Lew Rothman later remembered the extraordinary situation in these years:

"Insanity reigned. * * *

"Tobacco is harvested in six to seven primings, as the leaves on a plant mature from bottom to top. Each priming is normally three leaves. In past years and under normal circumstances, what is left is the corona, or top, of the plant. These are very small leaves heavily laden with nicotine. The corona was often sold to chewing tobacco companies who flavored this nicotine-laden tobacco and then sold it under names like Mail Pouch, Red Man, and others... If the corona remained unsold, then it and the stalk would be plowed under to provide soil-enriching nitrogen for next year's crop.

"During the Cigar Boom years, this practice all but disappeared! Why? Because during the priming cycle the tobacco stalks would have a secondary growth of tiny leaves much like the sucker branches you might see on a tree limb. The shortages of tobacco were so ferocious that everyone began harvesting these tiny second-growth leaves, called capadura, to use as filler tobaccos, and brokers started to sell capadura, the same stuff that used to get plowed under.
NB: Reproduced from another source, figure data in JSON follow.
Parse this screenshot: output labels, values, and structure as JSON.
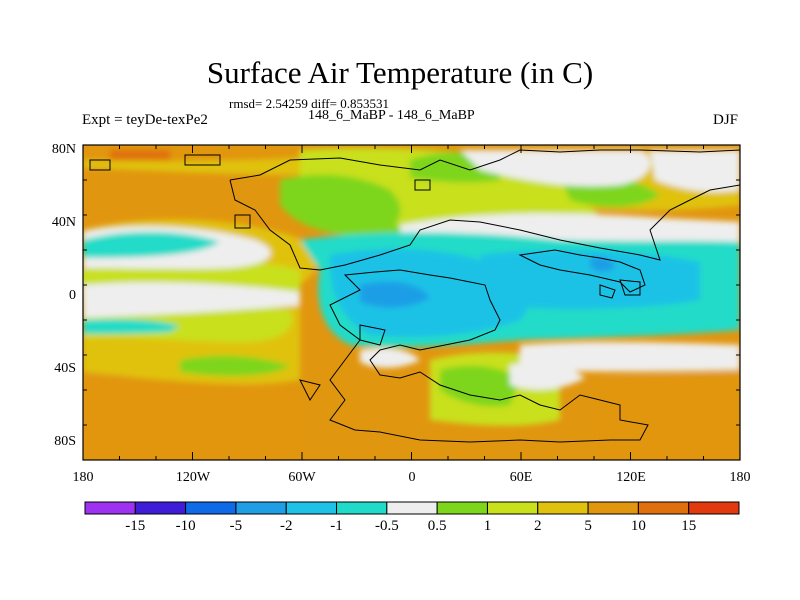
{
  "title": "Surface Air Temperature (in C)",
  "stats": "rmsd= 2.54259 diff= 0.853531",
  "subtitle": "148_6_MaBP - 148_6_MaBP",
  "left_label": "Expt = teyDe-texPe2",
  "right_label": "DJF",
  "lat_labels": [
    "80N",
    "40N",
    "0",
    "40S",
    "80S"
  ],
  "lon_labels": [
    "180",
    "120W",
    "60W",
    "0",
    "60E",
    "120E",
    "180"
  ],
  "colorbar": {
    "labels": [
      "-15",
      "-10",
      "-5",
      "-2",
      "-1",
      "-0.5",
      "0.5",
      "1",
      "2",
      "5",
      "10",
      "15"
    ],
    "colors": [
      "#9d33f0",
      "#3f1cd8",
      "#0e6ae6",
      "#1f9ee6",
      "#1fc2e6",
      "#20dbc8",
      "#eeeeee",
      "#7ed61c",
      "#c9e01d",
      "#e0c20e",
      "#e19610",
      "#e0700e",
      "#e03a0e"
    ]
  },
  "chart_data": {
    "type": "heatmap",
    "title": "Surface Air Temperature (in C)",
    "variable": "Surface Air Temperature difference",
    "units": "C",
    "season": "DJF",
    "experiment": "teyDe-texPe2",
    "rmsd": 2.54259,
    "diff": 0.853531,
    "xlim": [
      -180,
      180
    ],
    "ylim": [
      -90,
      90
    ],
    "contour_levels": [
      -15,
      -10,
      -5,
      -2,
      -1,
      -0.5,
      0.5,
      1,
      2,
      5,
      10,
      15
    ]
  }
}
The point [is] that every single conceivable scrap of anything that would pass for cigar leaf was being courted by manufacturers large and small, new and old, to meet the demand for cigars in the first half of the 1990s."

As backstocks of aged tobacco vanished and inferior sources were exploited, quality suffered. The April 1997 issue of Cigar Insider newsletter rated 50 offerings and scored none higher than 90 points for the first time in the publication's 16-month history. Newcomers to the industry, intent on making quick cash from the cigar fad, frequently produced an inferior product.

===The bust of 1997 and legacy===
The cigar boom is recognized to have ended in 1997, when the expanded supply of handmade cigars caught up with backorders and soon far outstripped demand, leaving millions of unsold cigars in wholesale inventory. Dedicated cigar smokers wearied of the frequently poor quality of new makers and returned to established names of the industry, while many newcomers moved on to new hobbies.

As demand for new brands plummeted, newly established makers faced unparalleled cash-flow problems and began to dump their unsold inventories. Discount cigar retailers suddenly found themselves awash in available product, with cigars sometimes being sold in 1998 for less than the cost of production.

The bust which swept the industry continued for a period of two years, a shakedown which resulted in the death of many fledgling companies. Many of the manufacturers who survived the downturn of the industry, generally basing their production in the Dominican Republic, Nicaragua, or Honduras, were able to reestablish themselves through the marketing of new and innovative shapes and sizes. Traditional ring gauges were de-emphasized in favor of thicker and longer products, a trend which has continued into the cigar market of the 21st century.

Cigar sales began to climb again only in 2001. The rate of growth in the subsequent decade was slow, steady, and sustainable, averaging 6 percent annually. In 2011 a total of 278.5 million premium cigars were imported into the United States — 2.5 times the level of the last "pre-boom" year, 1991.